The remaining seventy-three mutineers were brought up on charges of murder and were confined to their houses until a jail was constructed. All the mutineers were held in said jail until they returned to Earth where they were tried and sentenced according to their crimes.


With the captain of the Leif Erikson dead, her former husband and first mate was appointed captain and with the official confirmation from Earth he was able to unlock the ship’s systems and resume the tour.

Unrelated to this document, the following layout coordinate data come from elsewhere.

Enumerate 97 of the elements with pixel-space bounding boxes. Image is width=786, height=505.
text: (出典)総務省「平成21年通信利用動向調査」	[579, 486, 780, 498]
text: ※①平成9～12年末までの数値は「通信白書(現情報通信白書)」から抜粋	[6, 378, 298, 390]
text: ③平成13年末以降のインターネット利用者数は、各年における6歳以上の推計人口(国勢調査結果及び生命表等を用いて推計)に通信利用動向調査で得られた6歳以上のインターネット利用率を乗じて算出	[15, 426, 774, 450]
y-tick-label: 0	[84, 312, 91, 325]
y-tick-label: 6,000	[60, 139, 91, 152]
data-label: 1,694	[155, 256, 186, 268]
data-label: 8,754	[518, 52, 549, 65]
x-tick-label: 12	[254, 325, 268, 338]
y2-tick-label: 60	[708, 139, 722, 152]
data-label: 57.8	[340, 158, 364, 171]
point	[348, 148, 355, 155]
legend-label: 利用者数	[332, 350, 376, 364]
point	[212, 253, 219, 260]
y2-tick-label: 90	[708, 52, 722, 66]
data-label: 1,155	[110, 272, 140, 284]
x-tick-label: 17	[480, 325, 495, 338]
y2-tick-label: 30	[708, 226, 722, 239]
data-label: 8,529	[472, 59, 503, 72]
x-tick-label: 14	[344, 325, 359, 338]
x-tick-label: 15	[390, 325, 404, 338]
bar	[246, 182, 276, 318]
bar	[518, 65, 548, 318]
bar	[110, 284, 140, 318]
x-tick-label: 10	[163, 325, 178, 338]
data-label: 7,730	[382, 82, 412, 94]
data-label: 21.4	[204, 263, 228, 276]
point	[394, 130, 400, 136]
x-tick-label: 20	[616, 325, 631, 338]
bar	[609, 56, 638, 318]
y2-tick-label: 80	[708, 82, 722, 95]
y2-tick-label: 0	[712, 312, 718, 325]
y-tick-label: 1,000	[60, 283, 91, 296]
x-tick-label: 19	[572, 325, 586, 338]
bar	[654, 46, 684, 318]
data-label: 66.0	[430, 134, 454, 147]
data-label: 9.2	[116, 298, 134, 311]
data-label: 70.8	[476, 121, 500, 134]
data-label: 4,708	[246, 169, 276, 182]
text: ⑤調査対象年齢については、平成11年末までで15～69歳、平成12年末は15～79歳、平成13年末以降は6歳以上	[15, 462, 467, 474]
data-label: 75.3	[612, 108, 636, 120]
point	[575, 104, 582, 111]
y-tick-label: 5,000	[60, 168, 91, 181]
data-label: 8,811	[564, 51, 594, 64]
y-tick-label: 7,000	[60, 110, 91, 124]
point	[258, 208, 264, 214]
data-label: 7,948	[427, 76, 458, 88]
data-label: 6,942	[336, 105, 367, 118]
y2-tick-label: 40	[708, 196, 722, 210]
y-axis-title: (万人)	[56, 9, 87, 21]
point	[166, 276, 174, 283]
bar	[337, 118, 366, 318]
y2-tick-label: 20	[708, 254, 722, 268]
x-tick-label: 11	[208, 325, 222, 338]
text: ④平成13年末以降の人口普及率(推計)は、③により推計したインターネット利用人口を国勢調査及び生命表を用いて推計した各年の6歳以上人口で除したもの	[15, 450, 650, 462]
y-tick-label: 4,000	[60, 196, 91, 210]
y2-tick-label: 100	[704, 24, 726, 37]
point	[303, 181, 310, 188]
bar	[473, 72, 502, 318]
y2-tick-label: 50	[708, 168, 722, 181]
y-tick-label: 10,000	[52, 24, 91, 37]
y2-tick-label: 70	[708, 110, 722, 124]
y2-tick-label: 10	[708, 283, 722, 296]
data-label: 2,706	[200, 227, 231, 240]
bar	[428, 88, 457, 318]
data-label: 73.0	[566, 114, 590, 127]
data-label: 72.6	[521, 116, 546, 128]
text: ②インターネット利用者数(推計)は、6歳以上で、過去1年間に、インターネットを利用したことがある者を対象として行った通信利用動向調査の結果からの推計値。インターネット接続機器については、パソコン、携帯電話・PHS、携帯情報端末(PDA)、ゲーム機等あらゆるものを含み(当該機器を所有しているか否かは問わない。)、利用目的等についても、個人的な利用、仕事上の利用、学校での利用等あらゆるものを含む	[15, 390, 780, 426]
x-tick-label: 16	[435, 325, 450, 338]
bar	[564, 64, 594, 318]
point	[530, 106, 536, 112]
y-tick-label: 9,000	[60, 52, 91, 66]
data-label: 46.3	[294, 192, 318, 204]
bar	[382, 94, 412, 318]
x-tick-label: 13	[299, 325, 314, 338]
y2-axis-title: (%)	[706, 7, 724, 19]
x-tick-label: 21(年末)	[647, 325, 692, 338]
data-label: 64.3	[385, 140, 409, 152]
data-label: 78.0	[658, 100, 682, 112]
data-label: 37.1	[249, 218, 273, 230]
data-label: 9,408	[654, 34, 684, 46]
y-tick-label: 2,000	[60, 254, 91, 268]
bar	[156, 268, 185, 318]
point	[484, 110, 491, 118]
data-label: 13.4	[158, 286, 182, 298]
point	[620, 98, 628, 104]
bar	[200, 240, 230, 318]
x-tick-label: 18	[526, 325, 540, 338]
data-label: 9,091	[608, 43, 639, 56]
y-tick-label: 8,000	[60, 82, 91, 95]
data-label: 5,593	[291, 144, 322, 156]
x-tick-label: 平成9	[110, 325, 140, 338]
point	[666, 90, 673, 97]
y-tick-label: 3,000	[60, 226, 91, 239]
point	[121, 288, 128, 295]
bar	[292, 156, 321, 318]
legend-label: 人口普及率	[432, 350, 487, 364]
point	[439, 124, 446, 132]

During the mutiny, five sets of parents were killed, leaving ten young children orphaned. Childless couples on each of the five ships volunteered to adopt and raise these children and within a few weeks each child had been officially adopted.

The week after the mutiny ended was set aside for the mourning of the dead. The bodies were placed in cold storage for later burial on Earth and a ceremonial cemetery was placed on the Leif Erikson.